关于问题描述: spark中的union导致数据不符合预期,出现数据错位的情况
package com.blue.spark.example
import org.apache.log4j.{Level, Logger}
import org.apache.spark.SparkConf
import org.apache.spark.sql.SparkSession
object TestDFUnion {
def main(args: Array[String]): Unit = {
Logger.getLogger("org.apache.spark").setLevel(Level.WARN)
Logger.getLogger("org.apache.spark.sql").setLevel(Level.WARN)
val sparkConf = new SparkConf().setAppName(getClass.getName)
val sparkSession = SparkSession.builder().config(sparkConf).getOrCreate()
val sc = sparkSession.sparkContext
import sparkSession.implicits._
val rdd = sc.parallelize(Array(("1","up","down","msg content1"),("2","up","down","msg content2"),("3","up","down","msg content3"),("1","up","down","msg content1")))
rdd.foreach(println)
val df1= rdd.toDF("col1","col2","col3","col4")
df1.union(df1).show()
val df2 = df1.withColumnRenamed("col2","flag")
val df3 = df1.withColumnRenamed("col3","flag")
df2.union(df3).show()
val df5 = df1.withColumnRenamed("col2","flag").drop("col3")

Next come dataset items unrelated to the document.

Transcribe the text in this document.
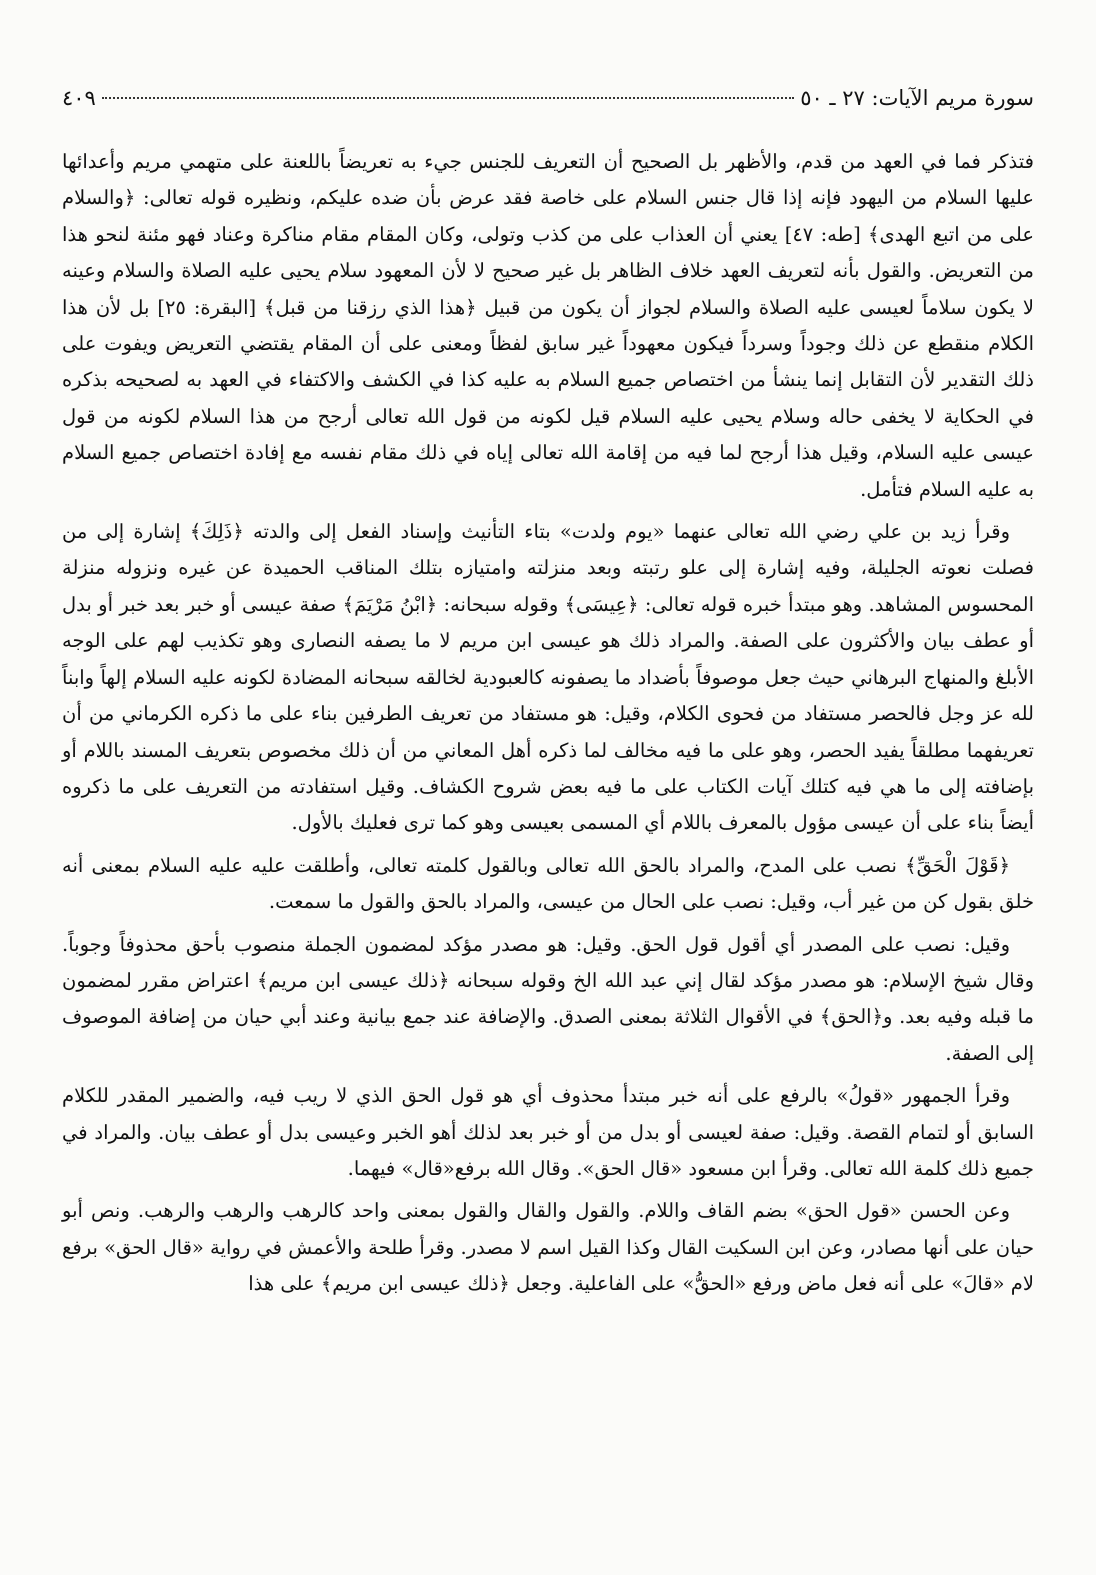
سورة مريم الآيات: ٢٧ ـ ٥٠
٤٠٩

فتذكر فما في العهد من قدم، والأظهر بل الصحيح أن التعريف للجنس جيء به تعريضاً باللعنة على متهمي مريم وأعدائها عليها السلام من اليهود فإنه إذا قال جنس السلام على خاصة فقد عرض بأن ضده عليكم، ونظيره قوله تعالى: ﴿والسلام على من اتبع الهدى﴾ [طه: ٤٧] يعني أن العذاب على من كذب وتولى، وكان المقام مقام مناكرة وعناد فهو مئنة لنحو هذا من التعريض. والقول بأنه لتعريف العهد خلاف الظاهر بل غير صحيح لا لأن المعهود سلام يحيى عليه الصلاة والسلام وعينه لا يكون سلاماً لعيسى عليه الصلاة والسلام لجواز أن يكون من قبيل ﴿هذا الذي رزقنا من قبل﴾ [البقرة: ٢٥] بل لأن هذا الكلام منقطع عن ذلك وجوداً وسرداً فيكون معهوداً غير سابق لفظاً ومعنى على أن المقام يقتضي التعريض ويفوت على ذلك التقدير لأن التقابل إنما ينشأ من اختصاص جميع السلام به عليه كذا في الكشف والاكتفاء في العهد به لصحيحه بذكره في الحكاية لا يخفى حاله وسلام يحيى عليه السلام قيل لكونه من قول الله تعالى أرجح من هذا السلام لكونه من قول عيسى عليه السلام، وقيل هذا أرجح لما فيه من إقامة الله تعالى إياه في ذلك مقام نفسه مع إفادة اختصاص جميع السلام به عليه السلام فتأمل.

وقرأ زيد بن علي رضي الله تعالى عنهما «يوم ولدت» بتاء التأنيث وإسناد الفعل إلى والدته ﴿ذَلِكَ﴾ إشارة إلى من فصلت نعوته الجليلة، وفيه إشارة إلى علو رتبته وبعد منزلته وامتيازه بتلك المناقب الحميدة عن غيره ونزوله منزلة المحسوس المشاهد. وهو مبتدأ خبره قوله تعالى: ﴿عِيسَى﴾ وقوله سبحانه: ﴿ابْنُ مَرْيَمَ﴾ صفة عيسى أو خبر بعد خبر أو بدل أو عطف بيان والأكثرون على الصفة. والمراد ذلك هو عيسى ابن مريم لا ما يصفه النصارى وهو تكذيب لهم على الوجه الأبلغ والمنهاج البرهاني حيث جعل موصوفاً بأضداد ما يصفونه كالعبودية لخالقه سبحانه المضادة لكونه عليه السلام إلهاً وابناً لله عز وجل فالحصر مستفاد من فحوى الكلام، وقيل: هو مستفاد من تعريف الطرفين بناء على ما ذكره الكرماني من أن تعريفهما مطلقاً يفيد الحصر، وهو على ما فيه مخالف لما ذكره أهل المعاني من أن ذلك مخصوص بتعريف المسند باللام أو بإضافته إلى ما هي فيه كتلك آيات الكتاب على ما فيه بعض شروح الكشاف. وقيل استفادته من التعريف على ما ذكروه أيضاً بناء على أن عيسى مؤول بالمعرف باللام أي المسمى بعيسى وهو كما ترى فعليك بالأول.

﴿قَوْلَ الْحَقِّ﴾ نصب على المدح، والمراد بالحق الله تعالى وبالقول كلمته تعالى، وأطلقت عليه عليه السلام بمعنى أنه خلق بقول كن من غير أب، وقيل: نصب على الحال من عيسى، والمراد بالحق والقول ما سمعت.

وقيل: نصب على المصدر أي أقول قول الحق. وقيل: هو مصدر مؤكد لمضمون الجملة منصوب بأحق محذوفاً وجوباً. وقال شيخ الإسلام: هو مصدر مؤكد لقال إني عبد الله الخ وقوله سبحانه ﴿ذلك عيسى ابن مريم﴾ اعتراض مقرر لمضمون ما قبله وفيه بعد. و﴿الحق﴾ في الأقوال الثلاثة بمعنى الصدق. والإضافة عند جمع بيانية وعند أبي حيان من إضافة الموصوف إلى الصفة.

وقرأ الجمهور «قولُ» بالرفع على أنه خبر مبتدأ محذوف أي هو قول الحق الذي لا ريب فيه، والضمير المقدر للكلام السابق أو لتمام القصة. وقيل: صفة لعيسى أو بدل من أو خبر بعد لذلك أهو الخبر وعيسى بدل أو عطف بيان. والمراد في جميع ذلك كلمة الله تعالى. وقرأ ابن مسعود «قال الحق». وقال الله برفع«قال» فيهما.

وعن الحسن «قول الحق» بضم القاف واللام. والقول والقال والقول بمعنى واحد كالرهب والرهب والرهب. ونص أبو حيان على أنها مصادر، وعن ابن السكيت القال وكذا القيل اسم لا مصدر. وقرأ طلحة والأعمش في رواية «قال الحق» برفع لام «قالَ» على أنه فعل ماض ورفع «الحقُّ» على الفاعلية. وجعل ﴿ذلك عيسى ابن مريم﴾ على هذا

val df6 = df1.withColumnRenamed("col3","flag").drop("col2")
df5.union(df6).show()
sc.stop()
}
}
这里我们的运行结果如下:
(3,up,down,msg content3)
(1,up,down,msg content1)
(2,up,down,msg content2)
(1,up,down,msg content1)
+----+----+----+------------+
|col1|col2|col3| col4|
+----+----+----+------------+
| 1| up|down|msg content1|
| 2| up|down|msg content2|
| 3| up|down|msg content3|
| 1| up|down|msg content1|
| 1| up|down|msg content1|
| 2| up|down|msg content2|
| 3| up|down|msg content3|
| 1| up|down|msg content1|
+----+----+----+------------+
+----+----+----+------------+
|col1|flag|col3| col4|
+----+----+----+------------+
| 1| up|down|msg content1|
| 2| up|down|msg content2|
| 3| up|down|msg content3|
| 1| up|down|msg content1|
| 1| up|down|msg content1|
| 2| up|down|msg content2|
| 3| up|down|msg content3|
| 1| up|down|msg content1|
+----+----+----+------------+
+----+----+------------+
|col1|flag| col4|
+----+----+------------+
| 1| up|msg content1|
| 2| up|msg content2|
| 3| up|msg content3|
| 1| up|msg content1|
| 1|down|msg content1|
| 2|down|msg content2|
| 3|down|msg content3|
| 1|down|msg content1|
+----+----+------------+
这里我们发现了几个点:
- dataframe中的union并没有去重复的功能(参考df1.union(df1)的结果),实际上 更像是union all操作
- 对于不同的列名,union并不是把列名相同的放到一起(参考df2.union(df3)的结果)
- 对于需要union的部分,需要让所有列的列名完全一致(参考df5.union(df6)的结果),才能union出正确的结果(如果需要去重还需要单独考虑)